The recommendations are good though: a higher level for RG (more agreements), additional agreements contributing to surety. (iNat counts agreements and disagreements, so this is useful. They stopped though at weighting experts more. Their ideas on the CV AI identifications ignores the fact that the AI is trained on existing IDs, and if they are unreliable, then the AI is unreliable: they should rather have retrained the AI on good data, and then re-evaluated it. This is the catch 22 with using CS data: you can only expect to get out what you put in: if you just grab the data, then expect it to be useless. But if you encourage observers, train them, provide them with guides and keys and advice, help with IDs and provide feedback, and vet and check the data, then it can be as good as can be. For lichens this means some lichen groups will only be good to family or genus or complex - but that is the way it works.

R. Troy McMullin and Jessica L. Allen (2022) An assessment of data accuracy and best practice recommendations for observations of lichens and other taxonomically difficult taxa on iNaturalist.
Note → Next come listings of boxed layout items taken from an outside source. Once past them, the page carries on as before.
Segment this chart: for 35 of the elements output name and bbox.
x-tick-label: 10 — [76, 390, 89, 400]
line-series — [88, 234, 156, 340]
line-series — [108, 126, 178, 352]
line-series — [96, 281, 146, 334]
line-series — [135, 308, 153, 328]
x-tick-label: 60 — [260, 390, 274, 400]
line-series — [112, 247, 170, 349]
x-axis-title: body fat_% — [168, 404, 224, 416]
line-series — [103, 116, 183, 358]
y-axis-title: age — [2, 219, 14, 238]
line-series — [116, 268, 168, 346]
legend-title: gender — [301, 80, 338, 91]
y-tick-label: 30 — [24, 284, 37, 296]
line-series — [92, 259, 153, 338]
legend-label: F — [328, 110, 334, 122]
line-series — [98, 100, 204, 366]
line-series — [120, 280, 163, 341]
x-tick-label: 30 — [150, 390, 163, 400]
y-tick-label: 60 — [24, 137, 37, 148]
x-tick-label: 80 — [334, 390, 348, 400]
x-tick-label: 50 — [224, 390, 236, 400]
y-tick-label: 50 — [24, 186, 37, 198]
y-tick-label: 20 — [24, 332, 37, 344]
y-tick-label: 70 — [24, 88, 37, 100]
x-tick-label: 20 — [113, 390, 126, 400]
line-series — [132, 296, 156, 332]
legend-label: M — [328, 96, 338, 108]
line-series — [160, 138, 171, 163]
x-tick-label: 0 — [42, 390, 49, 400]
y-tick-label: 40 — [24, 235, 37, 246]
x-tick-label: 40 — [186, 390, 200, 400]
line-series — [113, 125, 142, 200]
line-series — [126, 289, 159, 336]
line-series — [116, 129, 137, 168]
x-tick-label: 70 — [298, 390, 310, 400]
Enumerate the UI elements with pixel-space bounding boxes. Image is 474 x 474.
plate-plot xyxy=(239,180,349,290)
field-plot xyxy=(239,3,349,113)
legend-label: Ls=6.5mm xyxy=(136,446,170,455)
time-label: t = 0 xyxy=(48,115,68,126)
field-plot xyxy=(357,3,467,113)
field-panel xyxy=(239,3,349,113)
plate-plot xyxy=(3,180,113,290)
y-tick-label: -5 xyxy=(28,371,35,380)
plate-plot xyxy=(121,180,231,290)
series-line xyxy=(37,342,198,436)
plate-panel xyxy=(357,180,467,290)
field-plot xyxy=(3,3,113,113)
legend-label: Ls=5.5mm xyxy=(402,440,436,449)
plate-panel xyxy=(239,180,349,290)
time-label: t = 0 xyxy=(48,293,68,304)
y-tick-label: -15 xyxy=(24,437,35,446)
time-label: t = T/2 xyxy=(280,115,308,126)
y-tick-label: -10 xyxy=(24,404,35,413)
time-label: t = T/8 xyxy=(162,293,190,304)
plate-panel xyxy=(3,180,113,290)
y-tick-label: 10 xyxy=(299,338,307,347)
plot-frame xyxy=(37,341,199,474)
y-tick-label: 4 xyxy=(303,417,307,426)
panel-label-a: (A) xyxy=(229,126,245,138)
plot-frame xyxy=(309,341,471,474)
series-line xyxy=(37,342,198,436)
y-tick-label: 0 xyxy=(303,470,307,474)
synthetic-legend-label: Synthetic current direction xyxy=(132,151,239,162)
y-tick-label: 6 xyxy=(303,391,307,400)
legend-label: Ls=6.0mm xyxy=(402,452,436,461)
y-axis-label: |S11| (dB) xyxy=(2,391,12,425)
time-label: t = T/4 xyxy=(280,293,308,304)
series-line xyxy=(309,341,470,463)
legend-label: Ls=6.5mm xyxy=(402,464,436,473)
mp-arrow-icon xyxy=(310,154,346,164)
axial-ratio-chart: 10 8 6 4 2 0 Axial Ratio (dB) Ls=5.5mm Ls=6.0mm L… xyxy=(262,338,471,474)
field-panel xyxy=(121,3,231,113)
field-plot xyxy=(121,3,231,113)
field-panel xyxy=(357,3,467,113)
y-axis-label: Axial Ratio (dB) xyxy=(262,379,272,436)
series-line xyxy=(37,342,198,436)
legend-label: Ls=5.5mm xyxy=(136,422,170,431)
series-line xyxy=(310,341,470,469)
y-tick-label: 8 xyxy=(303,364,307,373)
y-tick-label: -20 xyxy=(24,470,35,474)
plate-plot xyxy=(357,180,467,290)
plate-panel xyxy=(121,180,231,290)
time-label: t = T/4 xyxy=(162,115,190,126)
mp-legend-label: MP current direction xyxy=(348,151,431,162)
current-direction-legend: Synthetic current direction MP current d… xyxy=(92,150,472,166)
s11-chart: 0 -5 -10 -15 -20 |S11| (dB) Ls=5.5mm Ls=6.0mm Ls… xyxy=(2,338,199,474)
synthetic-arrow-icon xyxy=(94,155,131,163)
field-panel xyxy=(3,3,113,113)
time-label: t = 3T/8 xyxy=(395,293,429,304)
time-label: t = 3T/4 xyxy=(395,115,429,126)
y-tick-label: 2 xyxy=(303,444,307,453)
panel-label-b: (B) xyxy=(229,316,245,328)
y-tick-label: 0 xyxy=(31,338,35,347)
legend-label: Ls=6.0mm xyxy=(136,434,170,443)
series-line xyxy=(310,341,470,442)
Botany 100: 491–497 (2022)

We assess the identification accuracy of ‘research grade’ observations of lichens posted on the online platform iNaturalist. Our results show that these observations are frequently misidentified or lack the necessary chemical and (or) microscopic information for accurate identification. Lichens are a taxonomically difficult group, but they are ubiquitous and eye-catching and are regularly the subject of observations posted on iNaturalist. Therefore, we provide best practice recommendations for posting lichen observations and commenting on observations. Data from iNaturalist are a valuable tool for understanding and managing biodiversity, particularly at this crucial time when large scale biodiversity decline is occurring globally. However, the data must be accurate for them to effectively support biodiversity conservation efforts. Our recommendations are also applicable to other taxonomically difficult taxa.

The recommendations are very good, but only for a lichen specialist. For your average naturalist or CS, these are way over the top. Basically these are guidelines developed by specialists for specialists, without any real regard for how to make it work for someone who is interested and wants to contribute, but does not want to carry a rucksack or take out a bank loan for some lichen observations. There is a need to develop some lichen-focussed CS, and for these the guidelines would be a most useful holy grail.
They also miss the point that downloading the data from GBIF should be the last step. First step is to go through the data and ID it, comment on it, and check it - this must be done on the source, so that the observations are improved., and a record of issues is provided. So GBIF might point you to the data, but the data needs to be checked and vetted and commented at source: i.e. on iNaturalist.

These recommendations are worth repeating, so I will add them as another journal article.

Thanks @beetledude for encouraging me to do this.